Harry did not know the full story behind why Albus had called his power unnatural. He did not know that Albus felt his magic as a narrowing of every possibility in the world, a darkening and a stripping away of the future.

Albus gave Fawkes's perch one last sorrowful glance, then stood up, shaking his head. Things had gone as they would. There was no turning back. He had lost some ground, but he would win it again. Harry had met his eyes a few times, too directly, during their conversation. Albus had used Legilimency, and knew he still bore part of the phoenix web, the part linked directly to his brotherly duty.

It was enough. It would have to be enough. Albus would make it be enough. Things were not as dark as they had been before, in the final days of the First War with Voldemort, or those days of the war with Grindelwald before Albus had felt comfortable enough to challenge him to single combat.

He had survived then, by loving the wizarding world. He would protect it now. Not all hope was lost.

He made himself believe that.


Snape saw Harry and Draco safe to the door of the Slytherin common room, where the boys stepped from the silence of the corridor into wild cheers, wilder catcalls, and the crooning and chirping of an overexcited phoenix. Snape shook his head and made his way to his own office. I hope the boy does not ask if he can bring the bird to classes. My answer will always be no.

He opened his office door, stepped inside, shut the door, and leaned against it for a moment. He let the emotions wash through him, burning triumph and bone-deep disgust and heart-high pride.

Harry had done it. He had done it. His strength was incredible, not only his strength of magic but his strength of soul. Snape did not think he could have emerged from that sort of binding and not immediately taken revenge on everyone who had ever done him wrong.

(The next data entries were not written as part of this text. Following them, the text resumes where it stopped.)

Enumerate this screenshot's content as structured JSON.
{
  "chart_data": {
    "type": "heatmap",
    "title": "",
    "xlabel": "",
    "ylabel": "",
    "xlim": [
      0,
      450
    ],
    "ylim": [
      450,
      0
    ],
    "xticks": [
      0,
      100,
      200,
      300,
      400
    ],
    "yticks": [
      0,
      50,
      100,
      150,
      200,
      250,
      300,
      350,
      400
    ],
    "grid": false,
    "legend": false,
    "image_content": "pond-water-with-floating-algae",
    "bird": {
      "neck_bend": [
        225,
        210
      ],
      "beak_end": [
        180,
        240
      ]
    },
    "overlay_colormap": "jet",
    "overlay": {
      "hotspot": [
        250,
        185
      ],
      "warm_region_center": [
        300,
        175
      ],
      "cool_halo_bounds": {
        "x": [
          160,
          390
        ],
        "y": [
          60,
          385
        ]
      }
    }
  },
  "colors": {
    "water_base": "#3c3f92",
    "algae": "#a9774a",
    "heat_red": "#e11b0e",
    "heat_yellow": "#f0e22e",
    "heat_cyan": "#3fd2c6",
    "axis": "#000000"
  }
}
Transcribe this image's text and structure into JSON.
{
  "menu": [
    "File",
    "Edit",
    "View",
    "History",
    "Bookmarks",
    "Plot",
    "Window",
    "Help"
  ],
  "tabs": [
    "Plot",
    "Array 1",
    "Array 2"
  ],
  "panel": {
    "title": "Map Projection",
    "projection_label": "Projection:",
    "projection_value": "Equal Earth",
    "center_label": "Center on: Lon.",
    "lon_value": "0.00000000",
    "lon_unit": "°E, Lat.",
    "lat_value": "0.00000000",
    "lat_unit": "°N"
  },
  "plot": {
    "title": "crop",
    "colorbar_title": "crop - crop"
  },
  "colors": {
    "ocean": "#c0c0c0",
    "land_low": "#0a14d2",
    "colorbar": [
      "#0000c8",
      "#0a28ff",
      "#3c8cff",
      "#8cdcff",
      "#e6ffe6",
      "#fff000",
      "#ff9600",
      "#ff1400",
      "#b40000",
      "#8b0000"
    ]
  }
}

In fact, he knew himself not to be a very pleasant man, even with smaller wrongs than Harry had suffered. And he was about to prove it again.

Snape walked over to the locked cabinet at the back of the room, unlocked it, and took out the potion sitting on the back shelf.

Harry might have forgiven Black for what he has done, Snape thought, as he held up the bottle and admired the dark green shine of the potion. But I have not.